At least for my tele floor, our regular telemetry monitoring uses 5 leads, and the monitor shows a max of 2 leads at a time. Depending on where in the heart the MI occurs, it may not be visible on regular monitoring. We do 12 lead EKGs, so it shows 12 views of the heart at the same time. The EKG machine will do measurements and print on the page if the rhythm is NSR, abnormal, BBB, if there is any ST elevation or depression, etc. The cardiologist has to go over it it as well, of course.
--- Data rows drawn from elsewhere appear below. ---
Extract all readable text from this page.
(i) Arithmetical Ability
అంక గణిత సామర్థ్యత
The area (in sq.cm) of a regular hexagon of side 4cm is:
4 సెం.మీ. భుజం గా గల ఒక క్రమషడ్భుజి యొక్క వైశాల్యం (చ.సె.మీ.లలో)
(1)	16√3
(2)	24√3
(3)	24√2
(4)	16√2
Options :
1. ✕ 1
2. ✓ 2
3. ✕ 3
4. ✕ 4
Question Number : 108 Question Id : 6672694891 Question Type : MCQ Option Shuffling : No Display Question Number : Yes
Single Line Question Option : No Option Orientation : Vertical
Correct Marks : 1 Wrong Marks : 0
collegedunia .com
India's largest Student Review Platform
We have standing orders to perform an EKG prn chest pain and notify the MD, but there have been those times we've had a gut feeling and done one anyway, and have gotten the order later. Doing an EKG for a pt who becomes suddenly SOB (without the order to) would depend on the policies at your facility; any standing orders you may have, etc. Maybe talk to your charge and make a nursing decision that way. Perhaps you could even get a policy/practice guideline changed or added or just have a standing order created for any cardiac patients who present with acute SOB?
(sorry this is all over the place, My sleep schedule is really messed up for some reason :P )
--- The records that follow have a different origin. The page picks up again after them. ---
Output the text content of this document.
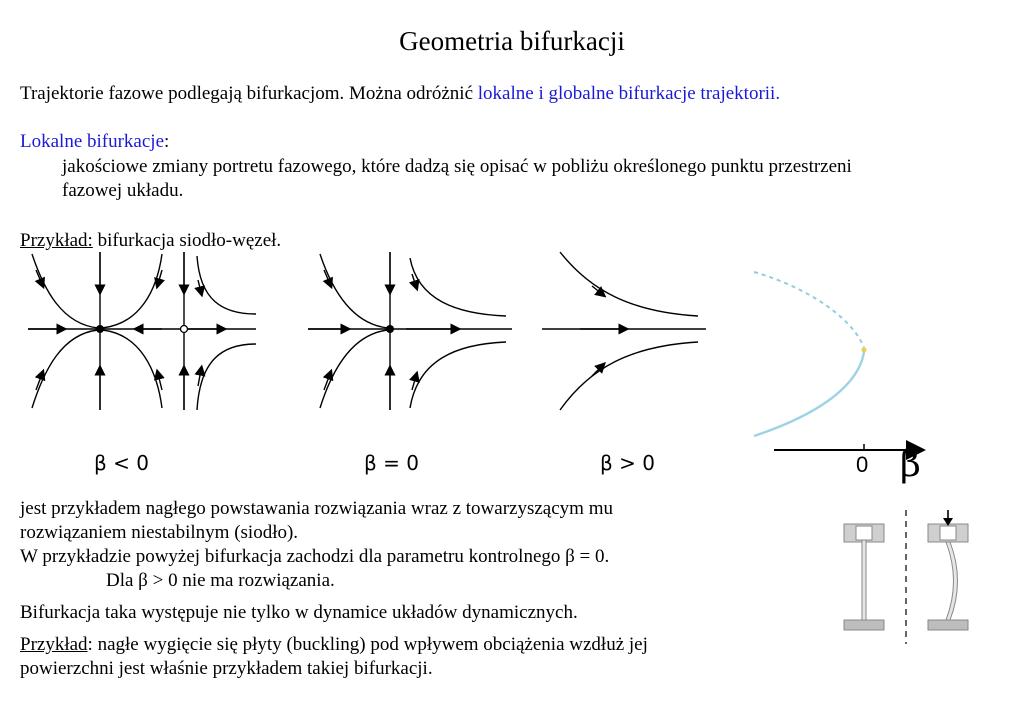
Geometria bifurkacji
Trajektorie fazowe podlegają bifurkacjom. Można odróżnić lokalne i globalne bifurkacje trajektorii.
Lokalne bifurkacje:
jakościowe zmiany portretu fazowego, które dadzą się opisać w pobliżu określonego punktu przestrzeni
fazowej układu.
Przykład: bifurkacja siodło-węzeł.
β < 0	β = 0	β > 0	0 β
jest przykładem nagłego powstawania rozwiązania wraz z towarzyszącym mu
rozwiązaniem niestabilnym (siodło).
W przykładzie powyżej bifurkacja zachodzi dla parametru kontrolnego β = 0.
Dla β > 0 nie ma rozwiązania.
Bifurkacja taka występuje nie tylko w dynamice układów dynamicznych.
Przykład: nagłe wygięcie się płyty (buckling) pod wpływem obciążenia wzdłuż jej
powierzchni jest właśnie przykładem takiej bifurkacji.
- 1Apr 3, '11 by girtsterAs already stated an EKG is a more complete picture of the heart's electrical activity than a 3 or 5 lead telemetry monitor. It shows changes in the particular area of the heart where ischemia is happening. But we learned "treat the patient not the monitor". I have had patients code without monitor changes (PEA) and this can be particularly challenging if a patient is paced... (you can't see ST segment changes). You are the one with the patient, not the tele tech. Assessing and responding to signs of an MI are your responsibility. I had a woman code with an MI and her only symptom was nausea. You have to look at the whole patient picture. (She was a diabetic with a cardiac history, their MI presentation is more subtle, less classic CP.) If someone is SOB an EKG may be warranted, but not mandatory especially if you have another underlying cause to explain the SOB. Happy monitoring!